La banda practica el desmembramiento de rivales en ‘casas de pique’ y se dedica al narcotráfico, la extorsión y los secuestros
¿Cómo pudo entrar alguien con ese historial? La Policía Nacional ha detenido este viernes en Getafe (Madrid) a Diego Bustamante, alias “Diego Optra”, un peligroso prófugo con un amplio historial delictivo que incluye homicidio, secuestro, extorsión, trata de personas, falsificación de documentos, inmigración ilegal y narcotráfico.
Bustamante lideraba la organización criminal «Los Shottas» en Buenaventura (Colombia) y sobre él pesaba una orden de búsqueda de la Interpol a solicitud de Colombia.

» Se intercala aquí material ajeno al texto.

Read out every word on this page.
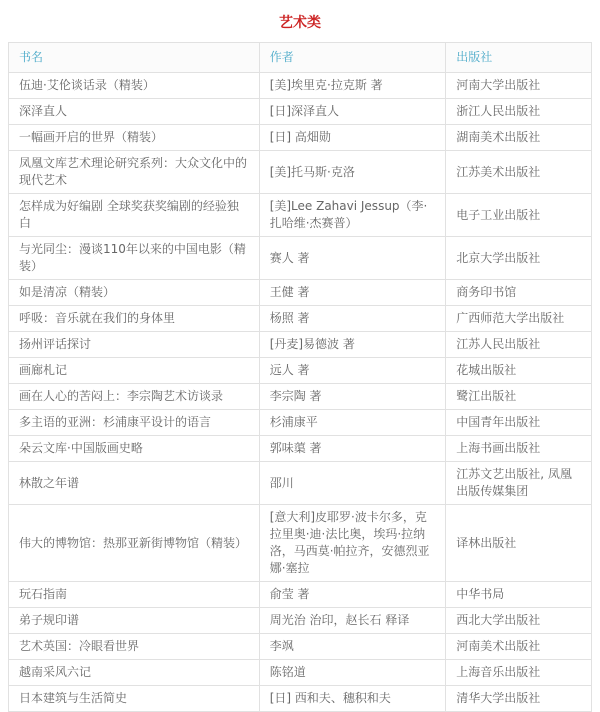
艺术类
书名	作者	出版社
伍迪·艾伦谈话录（精装）	[美]埃里克·拉克斯 著	河南大学出版社
深泽直人	[日]深泽直人	浙江人民出版社
一幅画开启的世界（精装）	[日] 高畑勋	湖南美术出版社
凤凰文库艺术理论研究系列：大众文化中的现代艺术	[美]托马斯·克洛	江苏美术出版社
怎样成为好编剧 全球奖获奖编剧的经验独白	[美]Lee Zahavi Jessup（李·扎哈维·杰赛普）	电子工业出版社
与光同尘：漫谈110年以来的中国电影（精装）	赛人 著	北京大学出版社
如是清凉（精装）	王健 著	商务印书馆
呼吸：音乐就在我们的身体里	杨照 著	广西师范大学出版社
扬州评话探讨	[丹麦]易德波 著	江苏人民出版社
画廊札记	远人 著	花城出版社
画在人心的苦闷上：李宗陶艺术访谈录	李宗陶 著	鹭江出版社
多主语的亚洲：杉浦康平设计的语言	杉浦康平	中国青年出版社
朵云文库·中国版画史略	郭味蕖 著	上海书画出版社
林散之年谱	邵川	江苏文艺出版社, 凤凰出版传媒集团
伟大的博物馆：热那亚新街博物馆（精装）	[意大利]皮耶罗·波卡尔多，克拉里奥·迪·法比奥，埃玛·拉纳洛，马西莫·帕拉齐，安德烈亚娜·塞拉	译林出版社
玩石指南	俞莹 著	中华书局
弟子规印谱	周光治 治印，赵长石 释译	西北大学出版社
艺术英国：冷眼看世界	李飒	河南美术出版社
越南采风六记	陈铭道	上海音乐出版社
日本建筑与生活简史	[日] 西和夫、穗积和夫	清华大学出版社
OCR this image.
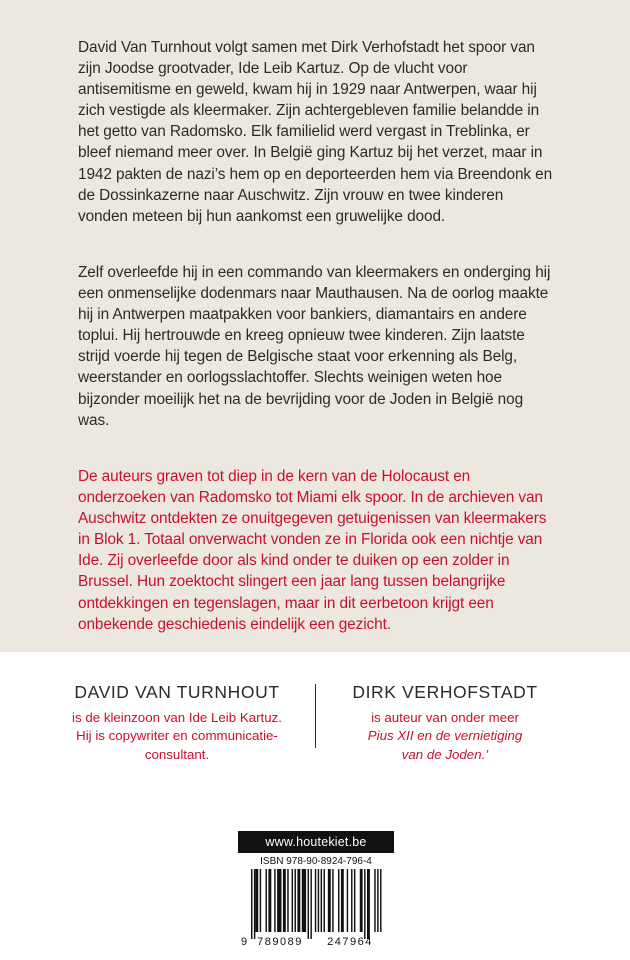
David Van Turnhout volgt samen met Dirk Verhofstadt het spoor van zijn Joodse grootvader, Ide Leib Kartuz. Op de vlucht voor antisemitisme en geweld, kwam hij in 1929 naar Antwerpen, waar hij zich vestigde als kleermaker. Zijn achtergebleven familie belandde in het getto van Radomsko. Elk familielid werd vergast in Treblinka, er bleef niemand meer over. In België ging Kartuz bij het verzet, maar in 1942 pakten de nazi’s hem op en deporteerden hem via Breendonk en de Dossinkazerne naar Auschwitz. Zijn vrouw en twee kinderen vonden meteen bij hun aankomst een gruwelijke dood.

Zelf overleefde hij in een commando van kleermakers en onderging hij een onmenselijke dodenmars naar Mauthausen. Na de oorlog maakte hij in Antwerpen maatpakken voor bankiers, diamantairs en andere toplui. Hij hertrouwde en kreeg opnieuw twee kinderen. Zijn laatste strijd voerde hij tegen de Belgische staat voor erkenning als Belg, weerstander en oorlogsslachtoffer. Slechts weinigen weten hoe bijzonder moeilijk het na de bevrijding voor de Joden in België nog was.

De auteurs graven tot diep in de kern van de Holocaust en onderzoeken van Radomsko tot Miami elk spoor. In de archieven van Auschwitz ontdekten ze onuitgegeven getuigenissen van kleermakers in Blok 1. Totaal onverwacht vonden ze in Florida ook een nichtje van Ide. Zij overleefde door als kind onder te duiken op een zolder in Brussel. Hun zoektocht slingert een jaar lang tussen belangrijke ontdekkingen en tegenslagen, maar in dit eerbetoon krijgt een onbekende geschiedenis eindelijk een gezicht.

DAVID VAN TURNHOUT
is de kleinzoon van Ide Leib Kartuz.
Hij is copywriter en communicatie-
consultant.
DIRK VERHOFSTADT
is auteur van onder meer
Pius XII en de vernietiging
van de Joden.’
www.houtekiet.be
ISBN 978-90-8924-796-4
9 789089 247964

Con una historia delictiva de 17 años y aproximadamente 380 criminales bajo su mando en el puerto colombiano de Buenaventura, se le considera “coordinador” de delitos.

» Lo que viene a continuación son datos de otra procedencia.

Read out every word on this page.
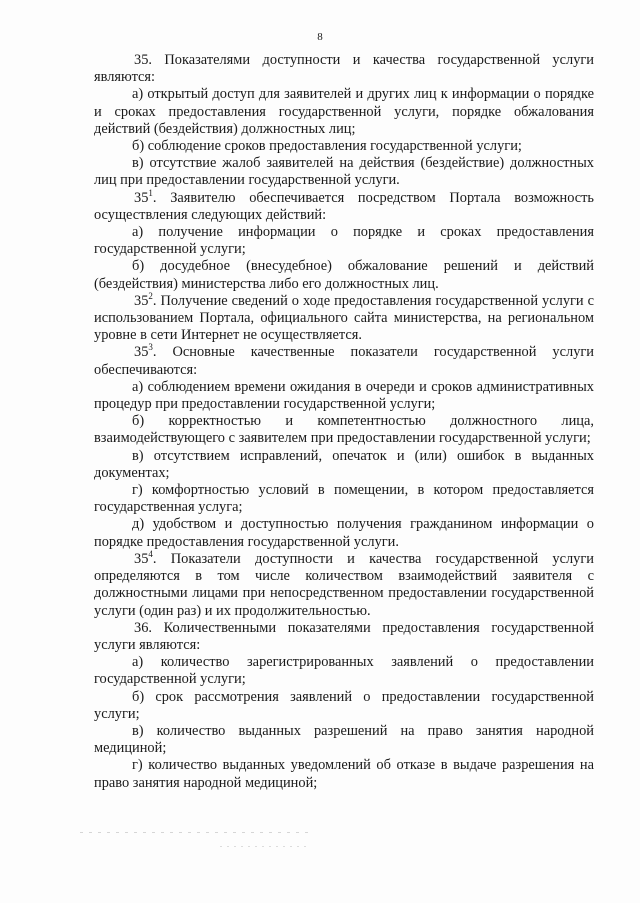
8

35. Показателями доступности и качества государственной услуги являются:

а) открытый доступ для заявителей и других лиц к информации о порядке и сроках предоставления государственной услуги, порядке обжалования действий (бездействия) должностных лиц;

б) соблюдение сроков предоставления государственной услуги;

в) отсутствие жалоб заявителей на действия (бездействие) должностных лиц при предоставлении государственной услуги.

$35^1$. Заявителю обеспечивается посредством Портала возможность осуществления следующих действий:

а) получение информации о порядке и сроках предоставления государственной услуги;

б) досудебное (внесудебное) обжалование решений и действий (бездействия) министерства либо его должностных лиц.

$35^2$. Получение сведений о ходе предоставления государственной услуги с использованием Портала, официального сайта министерства, на региональном уровне в сети Интернет не осуществляется.

$35^3$. Основные качественные показатели государственной услуги обеспечиваются:

а) соблюдением времени ожидания в очереди и сроков административных процедур при предоставлении государственной услуги;

б) корректностью и компетентностью должностного лица, взаимодействующего с заявителем при предоставлении государственной услуги;

в) отсутствием исправлений, опечаток и (или) ошибок в выданных документах;

г) комфортностью условий в помещении, в котором предоставляется государственная услуга;

д) удобством и доступностью получения гражданином информации о порядке предоставления государственной услуги.

$35^4$. Показатели доступности и качества государственной услуги определяются в том числе количеством взаимодействий заявителя с должностными лицами при непосредственном предоставлении государственной услуги (один раз) и их продолжительностью.

36. Количественными показателями предоставления государственной услуги являются:

а) количество зарегистрированных заявлений о предоставлении государственной услуги;

б) срок рассмотрения заявлений о предоставлении государственной услуги;

в) количество выданных разрешений на право занятия народной медициной;

г) количество выданных уведомлений об отказе в выдаче разрешения на право занятия народной медициной;
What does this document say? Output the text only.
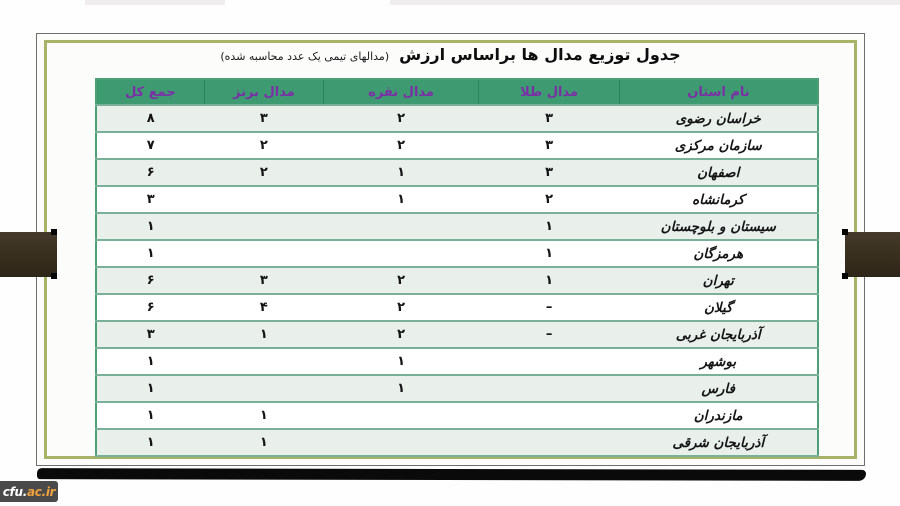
جدول توزیع مدال ها براساس ارزش(مدالهای تیمی یک عدد محاسبه شده)
نام استان	مدال طلا	مدال نقره	مدال برنز	جمع کل
خراسان رضوی	۳	۲	۳	۸
سازمان مرکزی	۳	۲	۲	۷
اصفهان	۳	۱	۲	۶
کرمانشاه	۲	۱		۳
سیستان و بلوچستان	۱			۱
هرمزگان	۱			۱
تهران	۱	۲	۳	۶
گیلان	–	۲	۴	۶
آذربایجان غربی	–	۲	۱	۳
بوشهر		۱		۱
فارس		۱		۱
مازندران			۱	۱
آذربایجان شرقی			۱	۱
cfu. ac.ir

Llegó a España tras su sorpresiva liberación
Diego Bustamante, alias “Diego Optra”, lideró a los Shottas antes de ser capturado en Rionegro, Antioquia, el 9 de octubre de 2019, pero quedó en libertad en 2022 por irregularidades en su proceso judicial.
Tras saltar la alerta de Interpol , la Policía Nacional comenzó la búsqueda que culminó esta mañana en Getafe, quedando a disposición del sistema judicial para su posible extradición. El mismo presidente colombiano se hizo eco del arresto.
Quiénes son Los Shottas de Buenaventura
La operación fructificó gracias a la unión de la Policía Nacional, la DIJIN de la Policía Nacional de Colombia, el grupo GRECO de la Policía Nacional de Buenaventura e INTERPOL.
La web de la organización InSight Crime señala que los Shottas remontan sus orígenes a finales de la década de 1990, cuando un grupo paramilitar de las Autodefensas Unidas de Colombia (AUC), llegó a Buenaventura para expulsar a las Fuerzas Armadas Revolucionarias de Colombia (FARC).
Entre ellos se encontraba el clan familiar Bustamante, que dominaría el panorama criminal durante la siguiente década y, en 2020, una ruptura interna generó las dos bandas que hoy compiten por controlar Buenaventura: los Shottas y sus rivales, los Espartanos.
La banda ha hecho una práctica común desmembrar a los disidentes en casas conocidas como “casas de pique”, una práctica que ha existido durante décadas. En octubre de 2024, los Shottas tenían entre 600 y 1.000 miembros, según el Alto Comisionado para la Paz de Colombia.